King contended that the call of students and families touched by the massacre at Marjory Stoneman High School in Parkland included a call for addressing assault weapons, and that the legislation that has emerged has fallen far short. He said the state needs a Democratic governor, “and we have had them in the past, we have had Democratic governors from LeRoy Collins to Lawton Chiles,” who “created a political climate around issues they felt strongly about.” (In those historical references, King may have implicitly included but didn’t specifically mention Gov. Bob Graham, Gwen Graham’s father.)
“This was a massive incident of gun violence. And our one-party state government … has not even been willing to debate, to debate, the discussion on banning the sale of weapons of war in the state of Florida. I feel so strongly about this issue, and I would be a governor that, if I could not do this legislatively, I would work to use the bully pulpit to do it through the amendment process,” King said.
“I believe the next governor of Florida has to be transformational, and has to be transformational on the issue of gun safety. They have to have an appetite, an energy, a passion for this because this is a tough issue,” King said. “This is going to be a hard change to make in the state of Florida. The forces against us are tough. But I believe I’m that candidate.”

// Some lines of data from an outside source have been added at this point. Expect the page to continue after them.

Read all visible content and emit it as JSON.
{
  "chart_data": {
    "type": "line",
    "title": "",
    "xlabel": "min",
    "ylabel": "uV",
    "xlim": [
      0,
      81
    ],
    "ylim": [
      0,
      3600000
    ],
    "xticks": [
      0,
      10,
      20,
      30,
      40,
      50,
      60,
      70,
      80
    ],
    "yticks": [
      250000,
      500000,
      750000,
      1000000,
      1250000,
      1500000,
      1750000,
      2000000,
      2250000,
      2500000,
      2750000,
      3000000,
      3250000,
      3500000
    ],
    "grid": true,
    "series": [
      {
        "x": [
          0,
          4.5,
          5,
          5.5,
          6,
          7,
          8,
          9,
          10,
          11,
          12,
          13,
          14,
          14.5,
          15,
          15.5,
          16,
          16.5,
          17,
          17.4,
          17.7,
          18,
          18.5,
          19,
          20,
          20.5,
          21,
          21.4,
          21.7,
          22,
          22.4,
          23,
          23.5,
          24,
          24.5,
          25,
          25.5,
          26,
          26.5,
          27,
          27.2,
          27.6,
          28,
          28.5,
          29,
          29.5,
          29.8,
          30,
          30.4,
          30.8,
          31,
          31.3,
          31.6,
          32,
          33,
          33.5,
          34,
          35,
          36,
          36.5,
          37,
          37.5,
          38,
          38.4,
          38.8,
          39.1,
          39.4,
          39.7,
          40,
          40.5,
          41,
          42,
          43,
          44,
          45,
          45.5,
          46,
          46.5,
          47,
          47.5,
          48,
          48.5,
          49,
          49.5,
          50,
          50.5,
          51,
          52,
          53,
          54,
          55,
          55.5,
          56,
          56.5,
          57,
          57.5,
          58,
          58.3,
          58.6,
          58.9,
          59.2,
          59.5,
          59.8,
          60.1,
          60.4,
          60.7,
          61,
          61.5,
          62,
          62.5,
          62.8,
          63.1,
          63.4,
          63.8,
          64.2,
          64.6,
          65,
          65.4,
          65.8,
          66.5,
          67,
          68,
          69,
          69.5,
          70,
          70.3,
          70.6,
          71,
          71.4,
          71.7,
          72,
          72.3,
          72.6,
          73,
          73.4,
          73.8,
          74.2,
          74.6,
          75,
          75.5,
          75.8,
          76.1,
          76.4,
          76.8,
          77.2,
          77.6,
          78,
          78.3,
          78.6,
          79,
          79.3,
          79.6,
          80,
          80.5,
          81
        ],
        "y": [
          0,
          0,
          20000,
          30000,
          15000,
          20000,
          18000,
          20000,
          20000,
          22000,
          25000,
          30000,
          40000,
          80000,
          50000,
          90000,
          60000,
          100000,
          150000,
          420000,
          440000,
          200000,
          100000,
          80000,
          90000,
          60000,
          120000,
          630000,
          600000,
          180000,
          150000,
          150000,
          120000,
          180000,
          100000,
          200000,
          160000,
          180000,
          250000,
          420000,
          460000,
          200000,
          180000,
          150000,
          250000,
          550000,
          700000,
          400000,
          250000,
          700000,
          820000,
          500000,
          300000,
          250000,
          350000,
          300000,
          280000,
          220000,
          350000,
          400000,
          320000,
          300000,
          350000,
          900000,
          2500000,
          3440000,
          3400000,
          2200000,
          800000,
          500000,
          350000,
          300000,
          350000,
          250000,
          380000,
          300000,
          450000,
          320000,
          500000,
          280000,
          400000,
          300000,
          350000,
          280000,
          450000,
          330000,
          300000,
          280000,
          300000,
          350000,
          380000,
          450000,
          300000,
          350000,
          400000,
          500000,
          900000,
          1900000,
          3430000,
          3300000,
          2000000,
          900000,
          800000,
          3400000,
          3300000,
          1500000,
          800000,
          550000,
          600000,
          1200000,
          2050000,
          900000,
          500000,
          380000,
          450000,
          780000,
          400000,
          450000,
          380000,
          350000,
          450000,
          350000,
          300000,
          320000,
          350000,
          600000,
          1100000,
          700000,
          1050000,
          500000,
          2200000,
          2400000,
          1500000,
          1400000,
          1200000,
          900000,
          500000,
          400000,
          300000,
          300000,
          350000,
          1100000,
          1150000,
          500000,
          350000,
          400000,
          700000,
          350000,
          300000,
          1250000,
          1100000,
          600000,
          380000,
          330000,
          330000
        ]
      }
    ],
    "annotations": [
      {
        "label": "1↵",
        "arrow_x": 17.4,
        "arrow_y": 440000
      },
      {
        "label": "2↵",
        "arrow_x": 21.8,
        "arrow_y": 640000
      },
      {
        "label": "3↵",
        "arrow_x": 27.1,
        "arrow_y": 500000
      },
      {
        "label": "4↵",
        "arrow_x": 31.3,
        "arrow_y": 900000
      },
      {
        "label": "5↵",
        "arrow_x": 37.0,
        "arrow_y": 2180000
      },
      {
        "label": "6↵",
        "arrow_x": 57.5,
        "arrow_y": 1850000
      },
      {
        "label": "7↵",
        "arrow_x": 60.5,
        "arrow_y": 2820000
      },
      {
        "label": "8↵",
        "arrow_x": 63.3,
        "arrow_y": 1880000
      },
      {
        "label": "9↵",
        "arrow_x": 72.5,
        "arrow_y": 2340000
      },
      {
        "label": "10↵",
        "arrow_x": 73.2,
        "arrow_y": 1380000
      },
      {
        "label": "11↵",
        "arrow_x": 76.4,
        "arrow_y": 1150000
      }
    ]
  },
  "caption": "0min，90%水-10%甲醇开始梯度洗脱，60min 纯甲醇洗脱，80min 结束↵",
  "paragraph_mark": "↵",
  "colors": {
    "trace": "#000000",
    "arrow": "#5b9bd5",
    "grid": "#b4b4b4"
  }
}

He then went after Graham, saying that several major mass shootings occurred while Graham was in Congress, including the San Bernardino shooting of 2015. King said that 151 House Democrats sponsored or cosponsored a bill to ban assault weapons, and that another 24 Democrats joined after the Pulse massacre. [In fact, House Resolution 4269, the “Assault Weapons Ban of 2015,” had a total of 149 cosponsors, all Democrats, including the 24 who signed on in the two weeks immediately following the Pulse mass murder.]
“As far as I can tell, Congresswoman Graham, when she was serving there, never added her name as a cosponsor,” King said.
However, her campaign contended she has had a long record, otherwise, of pushing for gun law reforms, including regulation of armor-piercing bullets; that she had, two weeks after the Pulse massacre, come to Orlando where she called for taking weapons of war off our streets; and had, last summer, become the first candidate for governor to release a full plan for gun safety, including banning large-capacity magazines and assault weapons.